Performance Compensation
- Non-employee directors do not receive performance-based equity (e.g., PSUs) or cash bonus metrics; annual equity is time-based restricted stock with one-year cliff vesting.
Other Directorships & Interlocks
- Current public company boards: Texas Pacific Land Corporation; Texas Roadhouse, Inc.
- Compensation Committee interlocks: None reported for 2024; no Saia executive served as a director of a company where a Saia compensation committee member was an executive.
- Related party transactions: None requiring disclosure since Jan 1, 2024; standard director indemnification agreements in place.
Expertise & Qualifications
- Audit, governance, risk and compliance expertise from 31+ years at Deloitte; qualifies as an “audit committee financial expert.”
- Skills aligned with Saia board matrix emphasis on financial/accounting and enterprise risk management.
Equity Ownership
| Holder | Shares Beneficially Owned | Rights to Acquire (≤60 days) | Total | % of Class | Shares Held Under Deferral Plans |
|---|---|---|---|---|---|
| Donna E. Epps | 1,884 | — | 1,884 | * (<1%) | 548 |
| Notes | Based on 26,598,512 shares outstanding (1/15/2025) | Director Deferred Fee Plan units convert to stock at termination |
- Director stock ownership guidelines: Directors must reach holdings equal to 5x annual retainer within three years; units in the Directors’ Deferred Fee Plan count; all non-employee directors have met their objective.
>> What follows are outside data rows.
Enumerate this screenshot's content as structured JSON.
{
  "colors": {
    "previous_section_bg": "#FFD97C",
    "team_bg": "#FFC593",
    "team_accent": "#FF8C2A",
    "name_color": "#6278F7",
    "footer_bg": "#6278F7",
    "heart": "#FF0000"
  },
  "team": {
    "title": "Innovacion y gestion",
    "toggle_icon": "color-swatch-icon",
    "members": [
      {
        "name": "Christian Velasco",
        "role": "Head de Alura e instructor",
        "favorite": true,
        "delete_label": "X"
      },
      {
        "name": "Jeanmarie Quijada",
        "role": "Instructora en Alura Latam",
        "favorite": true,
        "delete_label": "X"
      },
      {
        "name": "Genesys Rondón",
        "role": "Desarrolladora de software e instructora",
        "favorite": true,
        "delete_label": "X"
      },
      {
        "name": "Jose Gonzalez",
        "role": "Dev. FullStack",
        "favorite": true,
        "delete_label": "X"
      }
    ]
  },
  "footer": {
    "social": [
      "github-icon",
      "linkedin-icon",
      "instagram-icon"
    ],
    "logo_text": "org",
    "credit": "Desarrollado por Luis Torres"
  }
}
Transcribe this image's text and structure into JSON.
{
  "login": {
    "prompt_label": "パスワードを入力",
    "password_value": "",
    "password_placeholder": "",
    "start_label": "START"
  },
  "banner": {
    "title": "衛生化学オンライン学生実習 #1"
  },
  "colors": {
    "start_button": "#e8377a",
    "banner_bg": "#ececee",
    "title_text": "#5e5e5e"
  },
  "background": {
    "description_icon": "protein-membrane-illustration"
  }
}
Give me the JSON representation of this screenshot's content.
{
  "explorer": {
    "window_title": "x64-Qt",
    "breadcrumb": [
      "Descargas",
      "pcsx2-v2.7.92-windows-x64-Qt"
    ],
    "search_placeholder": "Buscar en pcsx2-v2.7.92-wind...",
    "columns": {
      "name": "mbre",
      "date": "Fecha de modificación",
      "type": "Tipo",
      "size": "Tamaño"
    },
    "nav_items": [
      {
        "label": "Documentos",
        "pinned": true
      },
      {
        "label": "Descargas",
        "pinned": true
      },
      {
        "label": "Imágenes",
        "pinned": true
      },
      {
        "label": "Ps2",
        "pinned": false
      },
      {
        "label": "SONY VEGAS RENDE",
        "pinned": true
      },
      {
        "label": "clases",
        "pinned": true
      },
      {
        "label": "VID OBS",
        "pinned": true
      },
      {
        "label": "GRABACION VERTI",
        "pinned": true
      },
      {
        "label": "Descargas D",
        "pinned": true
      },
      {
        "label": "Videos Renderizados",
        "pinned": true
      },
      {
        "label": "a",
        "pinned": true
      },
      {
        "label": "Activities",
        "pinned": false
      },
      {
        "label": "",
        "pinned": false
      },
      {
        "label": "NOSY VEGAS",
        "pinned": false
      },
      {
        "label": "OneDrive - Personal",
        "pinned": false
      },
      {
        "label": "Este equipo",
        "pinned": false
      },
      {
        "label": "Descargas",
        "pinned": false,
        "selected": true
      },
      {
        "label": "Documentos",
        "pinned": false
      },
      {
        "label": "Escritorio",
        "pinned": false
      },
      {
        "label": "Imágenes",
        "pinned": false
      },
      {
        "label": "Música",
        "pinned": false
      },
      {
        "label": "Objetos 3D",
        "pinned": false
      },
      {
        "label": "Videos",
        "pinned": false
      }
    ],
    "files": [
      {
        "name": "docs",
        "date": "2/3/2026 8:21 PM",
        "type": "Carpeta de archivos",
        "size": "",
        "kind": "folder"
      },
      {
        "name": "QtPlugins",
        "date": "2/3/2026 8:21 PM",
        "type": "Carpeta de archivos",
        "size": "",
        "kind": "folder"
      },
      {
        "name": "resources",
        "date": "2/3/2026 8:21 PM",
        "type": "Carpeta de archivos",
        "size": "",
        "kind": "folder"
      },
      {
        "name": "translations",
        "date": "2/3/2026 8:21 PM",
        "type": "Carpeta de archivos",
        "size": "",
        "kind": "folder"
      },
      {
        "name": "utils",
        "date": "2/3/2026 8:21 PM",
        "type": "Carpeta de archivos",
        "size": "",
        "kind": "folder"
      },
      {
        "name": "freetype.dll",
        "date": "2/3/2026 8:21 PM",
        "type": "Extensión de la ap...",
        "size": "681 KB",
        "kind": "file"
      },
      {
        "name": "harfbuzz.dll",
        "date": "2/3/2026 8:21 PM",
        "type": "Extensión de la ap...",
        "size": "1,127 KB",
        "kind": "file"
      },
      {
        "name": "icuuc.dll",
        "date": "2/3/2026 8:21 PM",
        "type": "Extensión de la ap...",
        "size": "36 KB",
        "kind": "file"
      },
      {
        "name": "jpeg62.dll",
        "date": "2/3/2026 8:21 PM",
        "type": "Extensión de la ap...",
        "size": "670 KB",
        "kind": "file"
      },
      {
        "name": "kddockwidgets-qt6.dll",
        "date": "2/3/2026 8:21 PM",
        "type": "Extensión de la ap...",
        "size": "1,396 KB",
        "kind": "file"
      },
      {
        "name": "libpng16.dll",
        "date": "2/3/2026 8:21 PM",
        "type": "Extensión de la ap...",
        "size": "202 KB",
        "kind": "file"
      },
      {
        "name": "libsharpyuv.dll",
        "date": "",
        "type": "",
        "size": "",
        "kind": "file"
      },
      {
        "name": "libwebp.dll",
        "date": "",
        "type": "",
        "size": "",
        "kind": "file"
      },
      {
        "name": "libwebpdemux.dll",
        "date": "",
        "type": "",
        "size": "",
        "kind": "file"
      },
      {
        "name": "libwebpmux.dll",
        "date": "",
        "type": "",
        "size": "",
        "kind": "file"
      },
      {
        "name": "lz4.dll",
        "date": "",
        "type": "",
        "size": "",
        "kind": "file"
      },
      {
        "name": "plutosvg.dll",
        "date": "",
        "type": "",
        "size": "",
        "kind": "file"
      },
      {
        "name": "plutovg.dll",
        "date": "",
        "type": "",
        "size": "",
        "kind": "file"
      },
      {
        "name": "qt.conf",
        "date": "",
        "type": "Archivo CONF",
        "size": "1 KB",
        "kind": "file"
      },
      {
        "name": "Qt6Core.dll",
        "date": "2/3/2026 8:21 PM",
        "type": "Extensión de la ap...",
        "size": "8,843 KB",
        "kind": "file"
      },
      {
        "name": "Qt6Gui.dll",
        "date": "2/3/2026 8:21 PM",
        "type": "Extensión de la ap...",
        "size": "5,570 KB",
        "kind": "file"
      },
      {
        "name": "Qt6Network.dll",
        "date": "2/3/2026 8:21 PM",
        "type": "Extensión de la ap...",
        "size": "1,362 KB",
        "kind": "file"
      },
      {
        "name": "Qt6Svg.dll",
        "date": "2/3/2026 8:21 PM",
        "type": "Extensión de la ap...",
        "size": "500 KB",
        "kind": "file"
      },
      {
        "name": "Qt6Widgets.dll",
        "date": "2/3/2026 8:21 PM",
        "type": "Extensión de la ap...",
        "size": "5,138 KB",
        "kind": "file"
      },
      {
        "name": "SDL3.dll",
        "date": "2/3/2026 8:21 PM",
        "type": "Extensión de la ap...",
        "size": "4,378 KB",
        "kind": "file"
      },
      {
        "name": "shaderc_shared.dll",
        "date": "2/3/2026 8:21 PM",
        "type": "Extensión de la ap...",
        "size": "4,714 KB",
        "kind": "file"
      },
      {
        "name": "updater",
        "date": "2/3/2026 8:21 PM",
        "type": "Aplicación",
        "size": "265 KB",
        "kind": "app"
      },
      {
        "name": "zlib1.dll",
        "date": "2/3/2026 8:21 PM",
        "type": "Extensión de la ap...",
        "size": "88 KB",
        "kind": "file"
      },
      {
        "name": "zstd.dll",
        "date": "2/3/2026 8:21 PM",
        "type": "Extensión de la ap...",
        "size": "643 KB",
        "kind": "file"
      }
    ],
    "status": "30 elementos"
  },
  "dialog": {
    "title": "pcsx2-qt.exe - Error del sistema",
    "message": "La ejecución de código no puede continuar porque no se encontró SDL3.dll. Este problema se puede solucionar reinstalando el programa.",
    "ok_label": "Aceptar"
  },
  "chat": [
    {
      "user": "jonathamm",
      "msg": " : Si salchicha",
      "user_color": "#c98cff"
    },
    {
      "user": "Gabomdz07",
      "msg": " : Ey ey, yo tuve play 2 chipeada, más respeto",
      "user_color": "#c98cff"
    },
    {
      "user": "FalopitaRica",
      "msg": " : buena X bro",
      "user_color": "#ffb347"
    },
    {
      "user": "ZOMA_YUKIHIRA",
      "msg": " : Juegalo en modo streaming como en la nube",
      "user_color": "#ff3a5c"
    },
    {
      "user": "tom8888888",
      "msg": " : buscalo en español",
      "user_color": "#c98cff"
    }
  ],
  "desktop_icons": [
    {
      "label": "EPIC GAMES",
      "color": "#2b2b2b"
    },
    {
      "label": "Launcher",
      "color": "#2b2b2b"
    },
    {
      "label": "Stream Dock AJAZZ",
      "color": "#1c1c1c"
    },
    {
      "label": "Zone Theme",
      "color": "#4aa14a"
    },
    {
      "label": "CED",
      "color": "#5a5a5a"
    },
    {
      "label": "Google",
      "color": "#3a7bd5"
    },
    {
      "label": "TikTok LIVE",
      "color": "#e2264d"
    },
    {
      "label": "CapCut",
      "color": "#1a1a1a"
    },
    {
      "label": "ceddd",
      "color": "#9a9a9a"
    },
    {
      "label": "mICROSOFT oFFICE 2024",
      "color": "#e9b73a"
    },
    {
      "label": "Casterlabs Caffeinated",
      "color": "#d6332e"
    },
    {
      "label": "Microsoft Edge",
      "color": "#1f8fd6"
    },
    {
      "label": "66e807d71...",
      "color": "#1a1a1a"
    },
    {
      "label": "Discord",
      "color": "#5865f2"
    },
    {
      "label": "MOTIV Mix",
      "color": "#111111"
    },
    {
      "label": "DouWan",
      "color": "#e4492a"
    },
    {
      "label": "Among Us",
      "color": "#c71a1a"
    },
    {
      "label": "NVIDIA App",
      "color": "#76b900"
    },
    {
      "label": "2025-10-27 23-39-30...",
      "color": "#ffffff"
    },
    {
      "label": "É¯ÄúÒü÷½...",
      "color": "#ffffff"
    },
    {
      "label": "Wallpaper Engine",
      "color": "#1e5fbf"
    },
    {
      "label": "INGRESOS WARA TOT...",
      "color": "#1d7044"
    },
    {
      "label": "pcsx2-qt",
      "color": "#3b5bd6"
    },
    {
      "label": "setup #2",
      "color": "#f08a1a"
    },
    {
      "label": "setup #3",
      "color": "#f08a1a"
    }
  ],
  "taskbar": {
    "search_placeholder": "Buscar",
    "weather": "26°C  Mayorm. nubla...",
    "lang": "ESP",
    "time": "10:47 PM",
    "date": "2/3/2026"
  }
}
Hedging/pledging prohibited.
Governance Assessment
- Board effectiveness and independence: Epps brings deep financial and risk oversight credentials, is designated an audit committee financial expert, and is independent under Nasdaq rules; her dual roles on Audit and Nominating & Governance embed her in both financial reporting oversight and board/ERM governance.
- Engagement: Attendance thresholds met (≥75%) at Board/committee level and full attendance at the 2024 annual meeting, supporting engagement.
- Alignment and incentives: Director pay structure is equity-heavy with annual restricted stock and no meeting fees; Epps’ 2024 mix ($119,196 stock; $82,500 cash) indicates meaningful equity alignment; ownership guidelines of 5x retainer and her deferred units further align interests.
- Conflicts and red flags: No related party transactions requiring disclosure in 2024; strong policies in place (clawback, anti-hedging/pledging); compensation consultant independence vetted by the Compensation & Human Capital Committee. No red flags disclosed regarding attendance shortfalls, related-party ties, pledging, or hedging.
- Shareholder signals: Say-on-pay support was 96.6% in 2024, a positive backdrop for board oversight of executive compensation.